A year ago the (then) Secretary of State, at Defra, Andrea Leadsom, was busy promising us that in post Brexit Britain, farming regulations would be scrapped and farmers set free to get on with the job of producing food.

It was to be goodbye to complex and overburdening environmental regulations; to bureaucratic definitions and farewell to the mountains of paperwork and to the queues of inspectors waiting at the farm gate.

I pointed out at the time that they’ve got form for this at Defra because had the “bonfires of red tape” so often promised actually taken place we would hardly be able to see each other for the smoke.

Fast forward 12 months and what do we have?

A new Secretary of State at Defra and a whole new template for what farming and land management will need to deliver in order to tap into Government support in the future outlined in the Government’s recently published 25-year-plan for the sector.

To be fair, much of what the plan sets out closely echoes CLA policy thinking on future land management and the support mechanisms necessary to realise the ambition – and it is ambitious.

It includes 44 targets across 10 policy areas – but, as always, the Devil is in the detail and there is a significant lack of detail as to how these targets will be achieved.

It does, however, confirm that future agricultural support will be channelled towards improving the environment.

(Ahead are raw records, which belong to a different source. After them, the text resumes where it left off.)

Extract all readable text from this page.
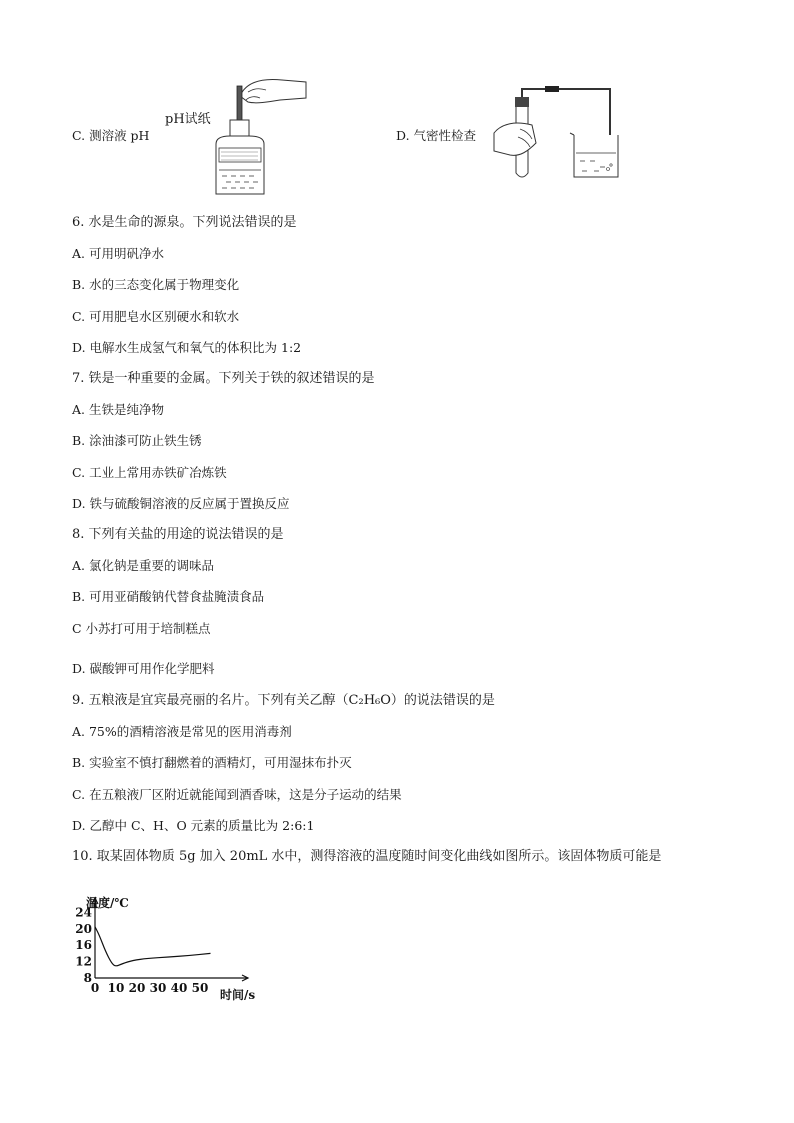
C. 测溶液 pH
pH试纸
D. 气密性检查
6. 水是生命的源泉。下列说法错误的是
A. 可用明矾净水
B. 水的三态变化属于物理变化
C. 可用肥皂水区别硬水和软水
D. 电解水生成氢气和氧气的体积比为 1:2
7. 铁是一种重要的金属。下列关于铁的叙述错误的是
A. 生铁是纯净物
B. 涂油漆可防止铁生锈
C. 工业上常用赤铁矿冶炼铁
D. 铁与硫酸铜溶液的反应属于置换反应
8. 下列有关盐的用途的说法错误的是
A. 氯化钠是重要的调味品
B. 可用亚硝酸钠代替食盐腌渍食品
C 小苏打可用于培制糕点
D. 碳酸钾可用作化学肥料
9. 五粮液是宜宾最亮丽的名片。下列有关乙醇（C₂H₆O）的说法错误的是
A. 75%的酒精溶液是常见的医用消毒剂
B. 实验室不慎打翻燃着的酒精灯，可用湿抹布扑灭
C. 在五粮液厂区附近就能闻到酒香味，这是分子运动的结果
D. 乙醇中 C、H、O 元素的质量比为 2:6:1
10. 取某固体物质 5g 加入 20mL 水中，测得溶液的温度随时间变化曲线如图所示。该固体物质可能是
8
12
16
20
24
0 10 20 30 40 50
温度/℃
时间/s
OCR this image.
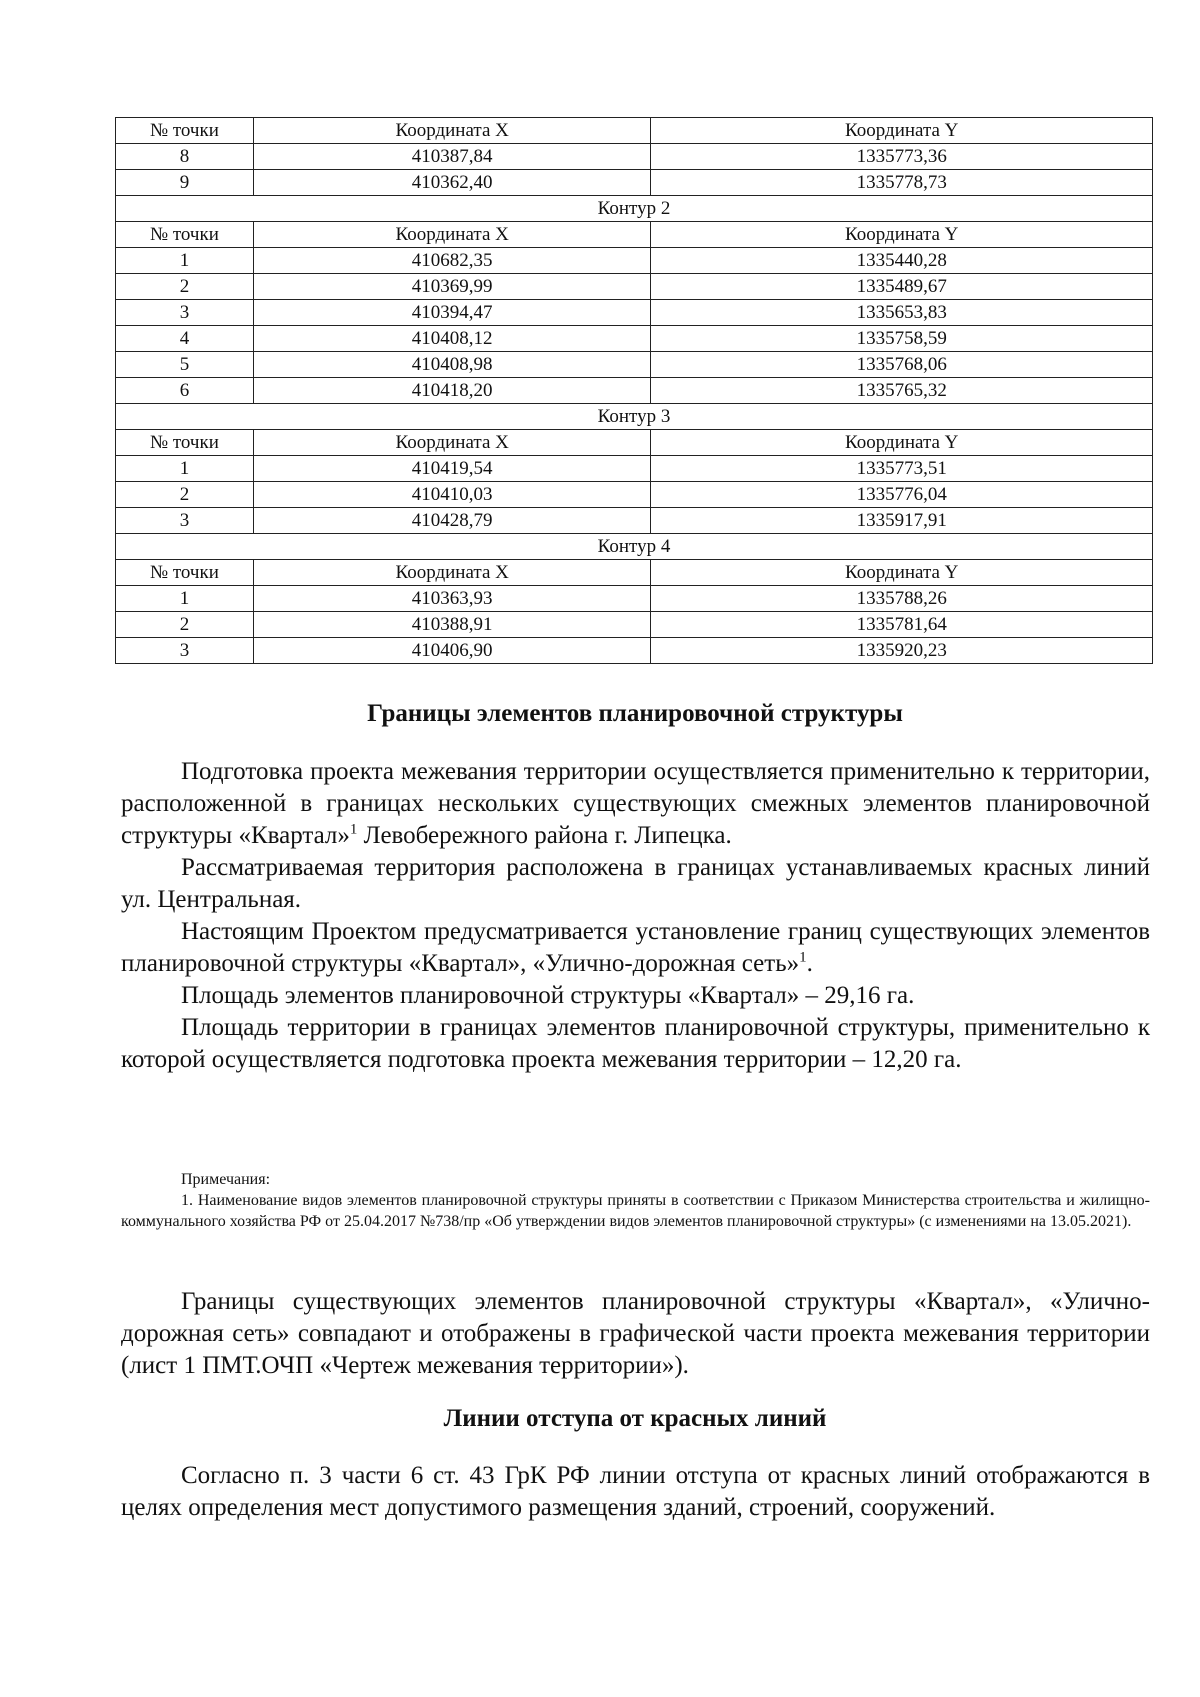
№ точки	Координата X	Координата Y
8	410387,84	1335773,36
9	410362,40	1335778,73
Контур 2		
№ точки	Координата X	Координата Y
1	410682,35	1335440,28
2	410369,99	1335489,67
3	410394,47	1335653,83
4	410408,12	1335758,59
5	410408,98	1335768,06
6	410418,20	1335765,32
Контур 3		
№ точки	Координата X	Координата Y
1	410419,54	1335773,51
2	410410,03	1335776,04
3	410428,79	1335917,91
Контур 4		
№ точки	Координата X	Координата Y
1	410363,93	1335788,26
2	410388,91	1335781,64
3	410406,90	1335920,23
Границы элементов планировочной структуры

Подготовка проекта межевания территории осуществляется применительно к территории, расположенной в границах нескольких существующих смежных элементов планировочной структуры «Квартал»$^1$ Левобережного района г. Липецка.

Рассматриваемая территория расположена в границах устанавливаемых красных линий ул. Центральная.

Настоящим Проектом предусматривается установление границ существующих элементов планировочной структуры «Квартал», «Улично-дорожная сеть»$^1$.

Площадь элементов планировочной структуры «Квартал» – 29,16 га.

Площадь территории в границах элементов планировочной структуры, применительно к которой осуществляется подготовка проекта межевания территории – 12,20 га.

Примечания:

1. Наименование видов элементов планировочной структуры приняты в соответствии с Приказом Министерства строительства и жилищно-коммунального хозяйства РФ от 25.04.2017 №738/пр «Об утверждении видов элементов планировочной структуры» (с изменениями на 13.05.2021).

Границы существующих элементов планировочной структуры «Квартал», «Улично-дорожная сеть» совпадают и отображены в графической части проекта межевания территории (лист 1 ПМТ.ОЧП «Чертеж межевания территории»).

Линии отступа от красных линий

Согласно п. 3 части 6 ст. 43 ГрК РФ линии отступа от красных линий отображаются в целях определения мест допустимого размещения зданий, строений, сооружений.
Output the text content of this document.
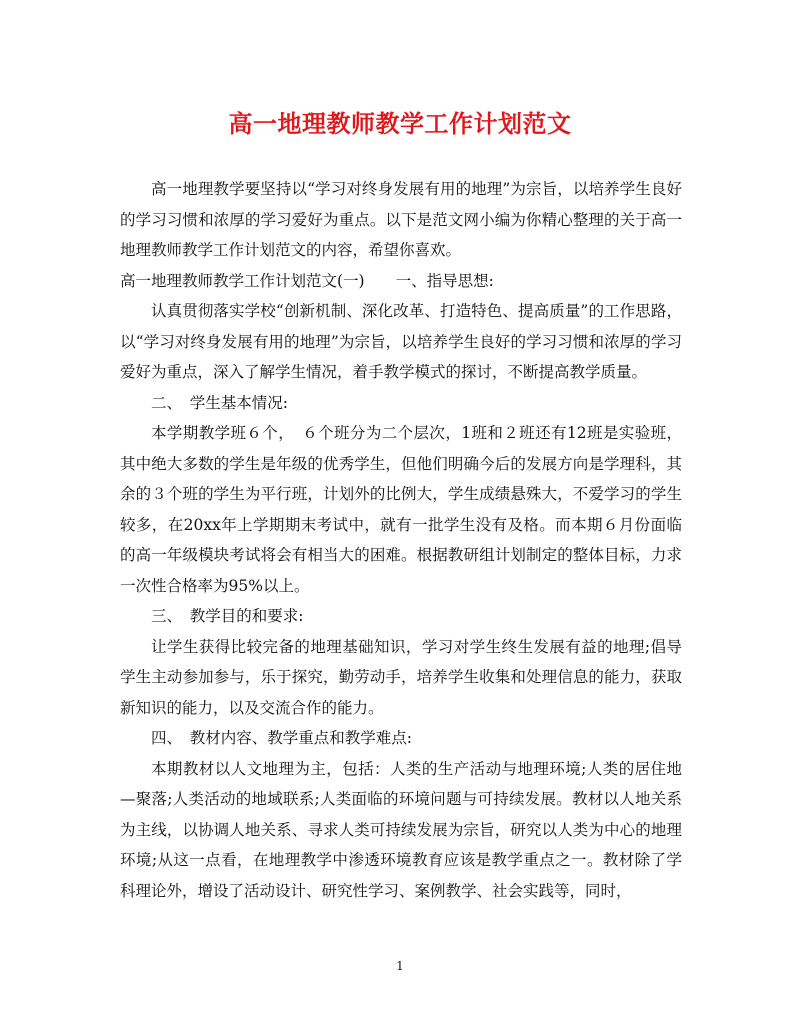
高一地理教师教学工作计划范文

高一地理教学要坚持以“学习对终身发展有用的地理”为宗旨，以培养学生良好的学习习惯和浓厚的学习爱好为重点。以下是范文网小编为你精心整理的关于高一地理教师教学工作计划范文的内容，希望你喜欢。

高一地理教师教学工作计划范文(一)　　一、指导思想:

认真贯彻落实学校“创新机制、深化改革、打造特色、提高质量”的工作思路，以“学习对终身发展有用的地理”为宗旨，以培养学生良好的学习习惯和浓厚的学习爱好为重点，深入了解学生情况，着手教学模式的探讨，不断提高教学质量。

二、　学生基本情况:

本学期教学班６个，　６个班分为二个层次，1班和２班还有12班是实验班，其中绝大多数的学生是年级的优秀学生，但他们明确今后的发展方向是学理科，其余的３个班的学生为平行班，计划外的比例大，学生成绩悬殊大，不爱学习的学生较多，在20xx年上学期期末考试中，就有一批学生没有及格。而本期６月份面临的高一年级模块考试将会有相当大的困难。根据教研组计划制定的整体目标，力求一次性合格率为95%以上。

三、　教学目的和要求:

让学生获得比较完备的地理基础知识，学习对学生终生发展有益的地理;倡导学生主动参加参与，乐于探究，勤劳动手，培养学生收集和处理信息的能力，获取新知识的能力，以及交流合作的能力。

四、　教材内容、教学重点和教学难点:

本期教材以人文地理为主，包括：人类的生产活动与地理环境;人类的居住地—聚落;人类活动的地域联系;人类面临的环境问题与可持续发展。教材以人地关系为主线，以协调人地关系、寻求人类可持续发展为宗旨，研究以人类为中心的地理环境;从这一点看，在地理教学中渗透环境教育应该是教学重点之一。教材除了学科理论外，增设了活动设计、研究性学习、案例教学、社会实践等，同时，

1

In addition, it refers to ‘innovative’ funding mechanisms such as biodiversity offsetting and conservation covenants which would allow landowners to protect features on their land either for altruistic or business reasons.

There is a focus on improving soil quality, planting more trees, improving productivity in food production and cleaning England’s air and water and there is no doubt that there will be new opportunities for those able to turn their hand – and their land – to non-food crops and to better husbandry.

We will need to create new market opportunities - maybe to reward land use that captures carbon or manages water or provides offsets for the environmental impacts of development -these are the details that will influence the success and sustainability of the plan.

Public goods for public money has been a CLA mantra for almost a decade but this is the first time that the concept has crept into government policy – but as always there are counter balances in this case, slightly veiled references to regulation – a tool which is always close at hand on the Government’s work bench.

As I said, they have got form for this.